IRS Releases Rollover Guidelines

For many people, a 401(k) offers a way to save money for retirement. Last year was the first year that people under the retirement age were allowed to rollover investments into an IRA account. The IRS has issued guidelines to employers whose 401(k) plans offer Roth accounts rollovers for contributors younger then retirement age.

The key part that governs the rollovers for participants under the retirement age of 59 ½, is how the rollover occurs. Participants can only rollover money into an IRA account directly, and because the distribution of funds is not allowed, the 60-day rule does not apply.

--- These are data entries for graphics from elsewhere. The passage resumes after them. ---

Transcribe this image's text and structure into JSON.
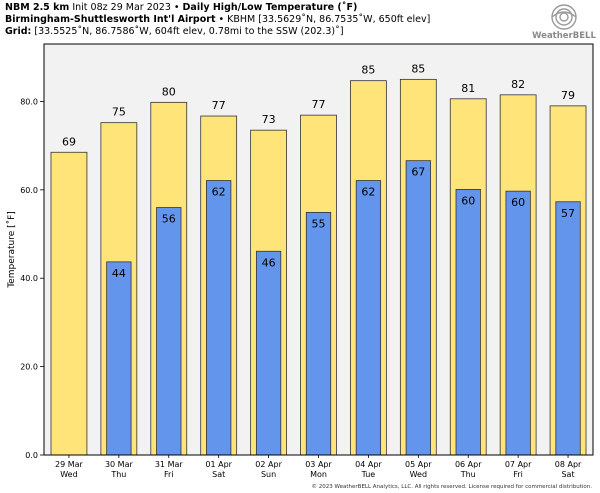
{
  "header": {
    "line1": {
      "model": "NBM 2.5 km",
      "init": "Init 08z 29 Mar 2023",
      "sep": "•",
      "title": "Daily High/Low Temperature (˚F)"
    },
    "line2": {
      "station": "Birmingham-Shuttlesworth Int'l Airport",
      "sep": "•",
      "detail": "KBHM [33.5629˚N, 86.7535˚W, 650ft elev]"
    },
    "line3": {
      "label": "Grid:",
      "detail": "[33.5525˚N, 86.7586˚W, 604ft elev, 0.78mi to the SSW (202.3)˚]"
    }
  },
  "logo": {
    "text": "WeatherBELL",
    "icon": "swirl-logo-icon"
  },
  "copyright": "© 2023 WeatherBELL Analytics, LLC. All rights reserved. License required for commercial distribution.",
  "chart_data": {
    "type": "bar",
    "ylabel": "Temperature [˚F]",
    "ylim": [
      0,
      93
    ],
    "yticks": [
      0,
      20,
      40,
      60,
      80
    ],
    "ytick_labels": [
      "0.0",
      "20.0",
      "40.0",
      "60.0",
      "80.0"
    ],
    "grid": false,
    "categories": [
      "29 Mar",
      "30 Mar",
      "31 Mar",
      "01 Apr",
      "02 Apr",
      "03 Apr",
      "04 Apr",
      "05 Apr",
      "06 Apr",
      "07 Apr",
      "08 Apr"
    ],
    "weekdays": [
      "Wed",
      "Thu",
      "Fri",
      "Sat",
      "Sun",
      "Mon",
      "Tue",
      "Wed",
      "Thu",
      "Fri",
      "Sat"
    ],
    "series": [
      {
        "values": [
          68.5,
          75.2,
          79.8,
          76.7,
          73.5,
          76.9,
          84.7,
          85.0,
          80.6,
          81.5,
          79.0
        ],
        "labels": [
          "69",
          "75",
          "80",
          "77",
          "73",
          "77",
          "85",
          "85",
          "81",
          "82",
          "79"
        ],
        "color": "#FFE47A"
      },
      {
        "values": [
          null,
          43.7,
          56.0,
          62.1,
          46.1,
          54.9,
          62.1,
          66.6,
          60.1,
          59.7,
          57.3
        ],
        "labels": [
          "",
          "44",
          "56",
          "62",
          "46",
          "55",
          "62",
          "67",
          "60",
          "60",
          "57"
        ],
        "color": "#6495ED"
      }
    ],
    "background": "#F2F2F2"
  }
}
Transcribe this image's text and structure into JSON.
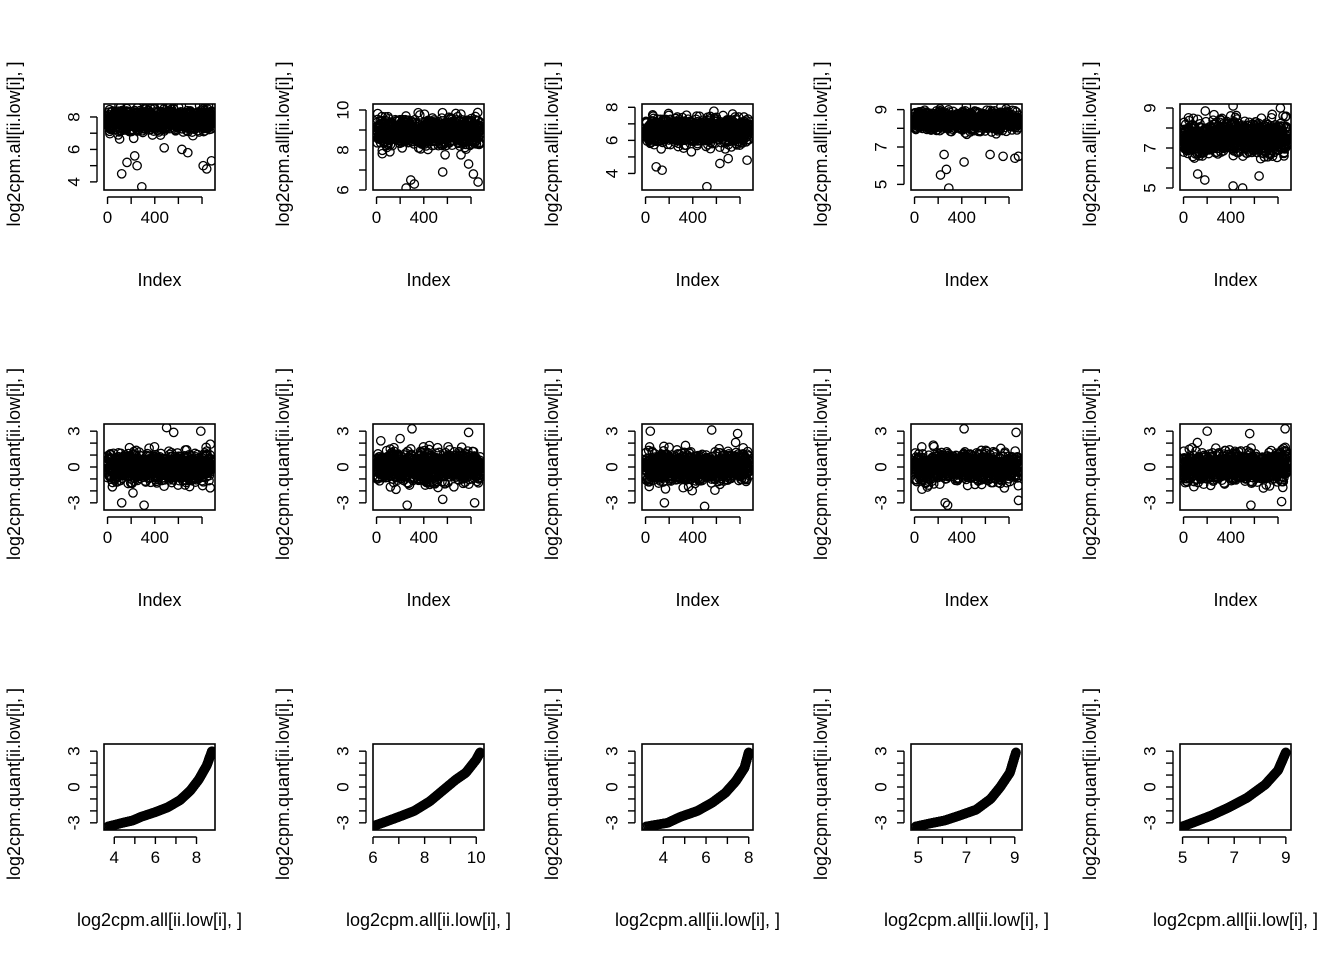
{
  "chart_data": {
    "type": "scatter",
    "layout": {
      "rows": 3,
      "cols": 5
    },
    "panels": [
      {
        "row": 0,
        "col": 0,
        "kind": "index",
        "xlabel": "Index",
        "ylabel": "log2cpm.all[ii.low[i], ]",
        "xlim": [
          -30,
          910
        ],
        "ylim": [
          3.5,
          8.8
        ],
        "xticks": [
          0,
          200,
          400,
          600,
          800
        ],
        "xtick_labels": [
          "0",
          "",
          "400",
          "",
          ""
        ],
        "yticks": [
          4,
          5,
          6,
          7,
          8
        ],
        "ytick_labels": [
          "4",
          "",
          "6",
          "",
          "8"
        ],
        "center": 7.8,
        "spread": 0.55,
        "n": 850,
        "outliers": [
          [
            120,
            4.5
          ],
          [
            165,
            5.2
          ],
          [
            250,
            5.0
          ],
          [
            290,
            3.7
          ],
          [
            230,
            5.6
          ],
          [
            480,
            6.1
          ],
          [
            630,
            6.0
          ],
          [
            680,
            5.8
          ],
          [
            810,
            5.0
          ],
          [
            840,
            4.8
          ],
          [
            880,
            5.3
          ]
        ]
      },
      {
        "row": 0,
        "col": 1,
        "kind": "index",
        "xlabel": "Index",
        "ylabel": "log2cpm.all[ii.low[i], ]",
        "xlim": [
          -30,
          910
        ],
        "ylim": [
          6.0,
          10.3
        ],
        "xticks": [
          0,
          200,
          400,
          600,
          800
        ],
        "xtick_labels": [
          "0",
          "",
          "400",
          "",
          ""
        ],
        "yticks": [
          6,
          7,
          8,
          9,
          10
        ],
        "ytick_labels": [
          "6",
          "",
          "8",
          "",
          "10"
        ],
        "center": 8.9,
        "spread": 0.6,
        "n": 850,
        "outliers": [
          [
            250,
            6.1
          ],
          [
            290,
            6.5
          ],
          [
            320,
            6.3
          ],
          [
            560,
            6.9
          ],
          [
            780,
            7.3
          ],
          [
            860,
            6.4
          ],
          [
            820,
            6.8
          ]
        ]
      },
      {
        "row": 0,
        "col": 2,
        "kind": "index",
        "xlabel": "Index",
        "ylabel": "log2cpm.all[ii.low[i], ]",
        "xlim": [
          -30,
          910
        ],
        "ylim": [
          3.0,
          8.2
        ],
        "xticks": [
          0,
          200,
          400,
          600,
          800
        ],
        "xtick_labels": [
          "0",
          "",
          "400",
          "",
          ""
        ],
        "yticks": [
          4,
          5,
          6,
          7,
          8
        ],
        "ytick_labels": [
          "4",
          "",
          "6",
          "",
          "8"
        ],
        "center": 6.6,
        "spread": 0.65,
        "n": 850,
        "outliers": [
          [
            90,
            4.4
          ],
          [
            140,
            4.2
          ],
          [
            520,
            3.2
          ],
          [
            630,
            4.6
          ],
          [
            700,
            4.9
          ],
          [
            860,
            4.8
          ]
        ]
      },
      {
        "row": 0,
        "col": 3,
        "kind": "index",
        "xlabel": "Index",
        "ylabel": "log2cpm.all[ii.low[i], ]",
        "xlim": [
          -30,
          910
        ],
        "ylim": [
          4.7,
          9.3
        ],
        "xticks": [
          0,
          200,
          400,
          600,
          800
        ],
        "xtick_labels": [
          "0",
          "",
          "400",
          "",
          ""
        ],
        "yticks": [
          5,
          6,
          7,
          8,
          9
        ],
        "ytick_labels": [
          "5",
          "",
          "7",
          "",
          "9"
        ],
        "center": 8.4,
        "spread": 0.4,
        "n": 850,
        "outliers": [
          [
            220,
            5.5
          ],
          [
            270,
            5.8
          ],
          [
            290,
            4.8
          ],
          [
            420,
            6.2
          ],
          [
            640,
            6.6
          ],
          [
            750,
            6.5
          ],
          [
            850,
            6.4
          ],
          [
            880,
            6.5
          ],
          [
            250,
            6.6
          ]
        ]
      },
      {
        "row": 0,
        "col": 4,
        "kind": "index",
        "xlabel": "Index",
        "ylabel": "log2cpm.all[ii.low[i], ]",
        "xlim": [
          -30,
          910
        ],
        "ylim": [
          4.9,
          9.2
        ],
        "xticks": [
          0,
          200,
          400,
          600,
          800
        ],
        "xtick_labels": [
          "0",
          "",
          "400",
          "",
          ""
        ],
        "yticks": [
          5,
          6,
          7,
          8,
          9
        ],
        "ytick_labels": [
          "5",
          "",
          "7",
          "",
          "9"
        ],
        "center": 7.5,
        "spread": 0.7,
        "n": 850,
        "outliers": [
          [
            120,
            5.7
          ],
          [
            180,
            5.4
          ],
          [
            420,
            5.1
          ],
          [
            500,
            5.0
          ],
          [
            640,
            5.6
          ],
          [
            420,
            9.1
          ],
          [
            820,
            9.0
          ]
        ]
      },
      {
        "row": 1,
        "col": 0,
        "kind": "index",
        "xlabel": "Index",
        "ylabel": "log2cpm.quant[ii.low[i], ]",
        "xlim": [
          -30,
          910
        ],
        "ylim": [
          -3.6,
          3.6
        ],
        "xticks": [
          0,
          200,
          400,
          600,
          800
        ],
        "xtick_labels": [
          "0",
          "",
          "400",
          "",
          ""
        ],
        "yticks": [
          -3,
          -2,
          -1,
          0,
          1,
          2,
          3
        ],
        "ytick_labels": [
          "-3",
          "",
          "",
          "0",
          "",
          "",
          "3"
        ],
        "center": 0,
        "spread": 1.0,
        "n": 850,
        "outliers": [
          [
            120,
            -3.0
          ],
          [
            310,
            -3.2
          ],
          [
            500,
            3.3
          ],
          [
            560,
            2.9
          ],
          [
            790,
            3.0
          ]
        ]
      },
      {
        "row": 1,
        "col": 1,
        "kind": "index",
        "xlabel": "Index",
        "ylabel": "log2cpm.quant[ii.low[i], ]",
        "xlim": [
          -30,
          910
        ],
        "ylim": [
          -3.6,
          3.6
        ],
        "xticks": [
          0,
          200,
          400,
          600,
          800
        ],
        "xtick_labels": [
          "0",
          "",
          "400",
          "",
          ""
        ],
        "yticks": [
          -3,
          -2,
          -1,
          0,
          1,
          2,
          3
        ],
        "ytick_labels": [
          "-3",
          "",
          "",
          "0",
          "",
          "",
          "3"
        ],
        "center": 0,
        "spread": 1.0,
        "n": 850,
        "outliers": [
          [
            260,
            -3.2
          ],
          [
            300,
            3.2
          ],
          [
            560,
            -2.7
          ],
          [
            780,
            2.9
          ],
          [
            830,
            -3.0
          ]
        ]
      },
      {
        "row": 1,
        "col": 2,
        "kind": "index",
        "xlabel": "Index",
        "ylabel": "log2cpm.quant[ii.low[i], ]",
        "xlim": [
          -30,
          910
        ],
        "ylim": [
          -3.6,
          3.6
        ],
        "xticks": [
          0,
          200,
          400,
          600,
          800
        ],
        "xtick_labels": [
          "0",
          "",
          "400",
          "",
          ""
        ],
        "yticks": [
          -3,
          -2,
          -1,
          0,
          1,
          2,
          3
        ],
        "ytick_labels": [
          "-3",
          "",
          "",
          "0",
          "",
          "",
          "3"
        ],
        "center": 0,
        "spread": 1.0,
        "n": 850,
        "outliers": [
          [
            40,
            3.0
          ],
          [
            160,
            -3.0
          ],
          [
            500,
            -3.3
          ],
          [
            560,
            3.1
          ],
          [
            780,
            2.8
          ]
        ]
      },
      {
        "row": 1,
        "col": 3,
        "kind": "index",
        "xlabel": "Index",
        "ylabel": "log2cpm.quant[ii.low[i], ]",
        "xlim": [
          -30,
          910
        ],
        "ylim": [
          -3.6,
          3.6
        ],
        "xticks": [
          0,
          200,
          400,
          600,
          800
        ],
        "xtick_labels": [
          "0",
          "",
          "400",
          "",
          ""
        ],
        "yticks": [
          -3,
          -2,
          -1,
          0,
          1,
          2,
          3
        ],
        "ytick_labels": [
          "-3",
          "",
          "",
          "0",
          "",
          "",
          "3"
        ],
        "center": 0,
        "spread": 1.0,
        "n": 850,
        "outliers": [
          [
            260,
            -3.0
          ],
          [
            280,
            -3.2
          ],
          [
            420,
            3.2
          ],
          [
            860,
            2.9
          ],
          [
            880,
            -2.8
          ]
        ]
      },
      {
        "row": 1,
        "col": 4,
        "kind": "index",
        "xlabel": "Index",
        "ylabel": "log2cpm.quant[ii.low[i], ]",
        "xlim": [
          -30,
          910
        ],
        "ylim": [
          -3.6,
          3.6
        ],
        "xticks": [
          0,
          200,
          400,
          600,
          800
        ],
        "xtick_labels": [
          "0",
          "",
          "400",
          "",
          ""
        ],
        "yticks": [
          -3,
          -2,
          -1,
          0,
          1,
          2,
          3
        ],
        "ytick_labels": [
          "-3",
          "",
          "",
          "0",
          "",
          "",
          "3"
        ],
        "center": 0,
        "spread": 1.0,
        "n": 850,
        "outliers": [
          [
            200,
            3.0
          ],
          [
            570,
            -3.2
          ],
          [
            560,
            2.8
          ],
          [
            860,
            3.2
          ],
          [
            830,
            -2.9
          ]
        ]
      },
      {
        "row": 2,
        "col": 0,
        "kind": "qq",
        "xlabel": "log2cpm.all[ii.low[i], ]",
        "ylabel": "log2cpm.quant[ii.low[i], ]",
        "xlim": [
          3.5,
          8.9
        ],
        "ylim": [
          -3.6,
          3.6
        ],
        "xticks": [
          4,
          5,
          6,
          7,
          8
        ],
        "xtick_labels": [
          "4",
          "",
          "6",
          "",
          "8"
        ],
        "yticks": [
          -3,
          -2,
          -1,
          0,
          1,
          2,
          3
        ],
        "ytick_labels": [
          "-3",
          "",
          "",
          "0",
          "",
          "",
          "3"
        ],
        "curve": [
          [
            3.7,
            -3.3
          ],
          [
            4.4,
            -3.0
          ],
          [
            4.9,
            -2.8
          ],
          [
            5.3,
            -2.5
          ],
          [
            6.0,
            -2.1
          ],
          [
            6.6,
            -1.7
          ],
          [
            7.2,
            -1.1
          ],
          [
            7.7,
            -0.3
          ],
          [
            8.1,
            0.6
          ],
          [
            8.5,
            1.8
          ],
          [
            8.75,
            3.0
          ]
        ],
        "n": 260
      },
      {
        "row": 2,
        "col": 1,
        "kind": "qq",
        "xlabel": "log2cpm.all[ii.low[i], ]",
        "ylabel": "log2cpm.quant[ii.low[i], ]",
        "xlim": [
          6.0,
          10.3
        ],
        "ylim": [
          -3.6,
          3.6
        ],
        "xticks": [
          6,
          7,
          8,
          9,
          10
        ],
        "xtick_labels": [
          "6",
          "",
          "8",
          "",
          "10"
        ],
        "yticks": [
          -3,
          -2,
          -1,
          0,
          1,
          2,
          3
        ],
        "ytick_labels": [
          "-3",
          "",
          "",
          "0",
          "",
          "",
          "3"
        ],
        "curve": [
          [
            6.1,
            -3.2
          ],
          [
            6.5,
            -2.9
          ],
          [
            7.0,
            -2.5
          ],
          [
            7.6,
            -2.0
          ],
          [
            8.2,
            -1.2
          ],
          [
            8.7,
            -0.3
          ],
          [
            9.2,
            0.6
          ],
          [
            9.6,
            1.2
          ],
          [
            10.0,
            2.3
          ],
          [
            10.15,
            2.9
          ]
        ],
        "n": 260
      },
      {
        "row": 2,
        "col": 2,
        "kind": "qq",
        "xlabel": "log2cpm.all[ii.low[i], ]",
        "ylabel": "log2cpm.quant[ii.low[i], ]",
        "xlim": [
          3.0,
          8.2
        ],
        "ylim": [
          -3.6,
          3.6
        ],
        "xticks": [
          4,
          5,
          6,
          7,
          8
        ],
        "xtick_labels": [
          "4",
          "",
          "6",
          "",
          "8"
        ],
        "yticks": [
          -3,
          -2,
          -1,
          0,
          1,
          2,
          3
        ],
        "ytick_labels": [
          "-3",
          "",
          "",
          "0",
          "",
          "",
          "3"
        ],
        "curve": [
          [
            3.2,
            -3.3
          ],
          [
            4.2,
            -3.0
          ],
          [
            4.8,
            -2.5
          ],
          [
            5.6,
            -2.0
          ],
          [
            6.3,
            -1.3
          ],
          [
            6.9,
            -0.5
          ],
          [
            7.4,
            0.5
          ],
          [
            7.8,
            1.6
          ],
          [
            8.0,
            2.9
          ]
        ],
        "n": 260
      },
      {
        "row": 2,
        "col": 3,
        "kind": "qq",
        "xlabel": "log2cpm.all[ii.low[i], ]",
        "ylabel": "log2cpm.quant[ii.low[i], ]",
        "xlim": [
          4.7,
          9.3
        ],
        "ylim": [
          -3.6,
          3.6
        ],
        "xticks": [
          5,
          6,
          7,
          8,
          9
        ],
        "xtick_labels": [
          "5",
          "",
          "7",
          "",
          "9"
        ],
        "yticks": [
          -3,
          -2,
          -1,
          0,
          1,
          2,
          3
        ],
        "ytick_labels": [
          "-3",
          "",
          "",
          "0",
          "",
          "",
          "3"
        ],
        "curve": [
          [
            4.9,
            -3.3
          ],
          [
            5.6,
            -3.0
          ],
          [
            6.1,
            -2.8
          ],
          [
            6.7,
            -2.4
          ],
          [
            7.4,
            -1.9
          ],
          [
            8.0,
            -1.0
          ],
          [
            8.4,
            0.0
          ],
          [
            8.8,
            1.2
          ],
          [
            9.05,
            2.9
          ]
        ],
        "n": 260
      },
      {
        "row": 2,
        "col": 4,
        "kind": "qq",
        "xlabel": "log2cpm.all[ii.low[i], ]",
        "ylabel": "log2cpm.quant[ii.low[i], ]",
        "xlim": [
          4.9,
          9.2
        ],
        "ylim": [
          -3.6,
          3.6
        ],
        "xticks": [
          5,
          6,
          7,
          8,
          9
        ],
        "xtick_labels": [
          "5",
          "",
          "7",
          "",
          "9"
        ],
        "yticks": [
          -3,
          -2,
          -1,
          0,
          1,
          2,
          3
        ],
        "ytick_labels": [
          "-3",
          "",
          "",
          "0",
          "",
          "",
          "3"
        ],
        "curve": [
          [
            5.0,
            -3.3
          ],
          [
            5.5,
            -2.9
          ],
          [
            6.1,
            -2.4
          ],
          [
            6.8,
            -1.7
          ],
          [
            7.5,
            -0.9
          ],
          [
            8.2,
            0.2
          ],
          [
            8.7,
            1.4
          ],
          [
            9.0,
            2.9
          ]
        ],
        "n": 260
      }
    ]
  }
}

The IRS is allowing time for the sponsors of such plans to amend their plans to allow rollovers. The amendments must be made by December 31, 2014. This time can also be used to allow sponsors to have participants elect to have salary deferrals into their Roth.

The IRS advises sponsors on the following to make the process simpler and easier to implement:

  • Restrict the types of contribution and eligible balances for Roth rollovers. This can help avoid the burden of tracking all the distributions for some or all of the Roth balances.
  • Have a clause where sponsors can eliminate the in-plan rollover at any time as long as it does not discriminate in favor of highly compensated employees.
  • Favorable tax treatment only applies to Roth distributions made after five years front eh date the Roth was established.